SCO: The party never ends

So it goes

One might have imagined that a cool evaluation of the facts would have predicted the probabilities of the eventual outcome and counselled against legal action. In previous years Caldera had won the DR DOS case against Microsoft, which was a case that bore certain similarities. DR DOS had been developed by Digital Research, which was bought by Novell who sold the assets to Caldera in 1996.

Caldera sued Microsoft for uncompetitive behaviour and the case was settled out of court for an undisclosed amount. (In 2005 DR DOS was shown to have included GPL code that it had incorporated from FreeDOS, and was forced to pull all 8.x versions of DR DOS from its website.)

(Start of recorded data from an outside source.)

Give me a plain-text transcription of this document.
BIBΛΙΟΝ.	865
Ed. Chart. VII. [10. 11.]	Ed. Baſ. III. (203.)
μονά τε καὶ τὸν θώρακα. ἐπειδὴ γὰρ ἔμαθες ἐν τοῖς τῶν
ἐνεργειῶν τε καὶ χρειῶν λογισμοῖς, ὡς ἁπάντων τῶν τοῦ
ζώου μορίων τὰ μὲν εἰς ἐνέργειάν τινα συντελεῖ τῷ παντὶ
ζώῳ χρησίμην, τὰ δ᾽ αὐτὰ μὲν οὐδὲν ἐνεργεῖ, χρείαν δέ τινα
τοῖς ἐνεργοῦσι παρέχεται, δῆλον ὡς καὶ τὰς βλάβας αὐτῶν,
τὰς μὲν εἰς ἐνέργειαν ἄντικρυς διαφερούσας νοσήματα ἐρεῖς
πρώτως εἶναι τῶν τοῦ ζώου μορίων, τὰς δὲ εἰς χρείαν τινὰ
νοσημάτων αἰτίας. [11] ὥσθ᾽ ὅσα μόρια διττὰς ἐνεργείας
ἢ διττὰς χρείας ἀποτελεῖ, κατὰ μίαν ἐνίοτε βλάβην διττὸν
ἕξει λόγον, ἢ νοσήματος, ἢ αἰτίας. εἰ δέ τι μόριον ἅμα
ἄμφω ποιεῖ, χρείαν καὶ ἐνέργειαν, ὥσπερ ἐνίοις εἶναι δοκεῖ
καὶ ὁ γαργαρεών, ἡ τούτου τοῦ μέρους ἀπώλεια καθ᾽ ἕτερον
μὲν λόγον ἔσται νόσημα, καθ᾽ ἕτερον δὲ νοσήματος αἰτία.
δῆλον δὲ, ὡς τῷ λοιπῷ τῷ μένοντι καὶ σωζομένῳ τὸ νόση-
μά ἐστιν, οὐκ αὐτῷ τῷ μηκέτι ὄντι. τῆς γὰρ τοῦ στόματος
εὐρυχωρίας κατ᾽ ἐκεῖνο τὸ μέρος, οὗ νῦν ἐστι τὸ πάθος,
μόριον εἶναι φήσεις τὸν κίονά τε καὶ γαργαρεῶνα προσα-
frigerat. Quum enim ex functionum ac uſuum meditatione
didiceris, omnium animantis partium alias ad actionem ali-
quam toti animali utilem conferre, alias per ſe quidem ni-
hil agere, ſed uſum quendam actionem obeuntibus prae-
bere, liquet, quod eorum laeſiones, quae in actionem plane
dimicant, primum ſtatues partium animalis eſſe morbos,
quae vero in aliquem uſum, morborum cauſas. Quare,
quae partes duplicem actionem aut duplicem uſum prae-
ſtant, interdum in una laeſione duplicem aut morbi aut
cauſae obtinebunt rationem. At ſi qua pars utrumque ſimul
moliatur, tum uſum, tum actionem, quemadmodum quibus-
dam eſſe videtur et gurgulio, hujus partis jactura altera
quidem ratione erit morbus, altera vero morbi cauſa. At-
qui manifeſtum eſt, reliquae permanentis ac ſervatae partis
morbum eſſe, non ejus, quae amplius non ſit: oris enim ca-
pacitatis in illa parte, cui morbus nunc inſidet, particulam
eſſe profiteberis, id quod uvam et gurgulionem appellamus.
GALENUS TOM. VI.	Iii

Microsoft leant substance to SCO's claims by purchasing a UNIX "licence" - a licence it really didn't need, but which gave an apparent aura of credibility to SCO's claims. Sun Microsystems, which had charted a zigzag course in its relationships with Linux and free software, also dipped its oar into the troubled waters, and purchased a UNIX "licence" from The SCO Group.

Both Microsoft and Sun Microsystems were accused of giving succour and financial support to The SCO Group in the apparent hope of making mischief, discrediting Linux and slowing the inevitable progress of free and open source software.

Sun paid SCO $10 million for its UNIX "licence" and Microsoft $16.75 million. Additionally, there were allegations based on a leaked memo, suggesting that funds that SCO gained from an investment company BayStar Capital were sourced from Microsoft.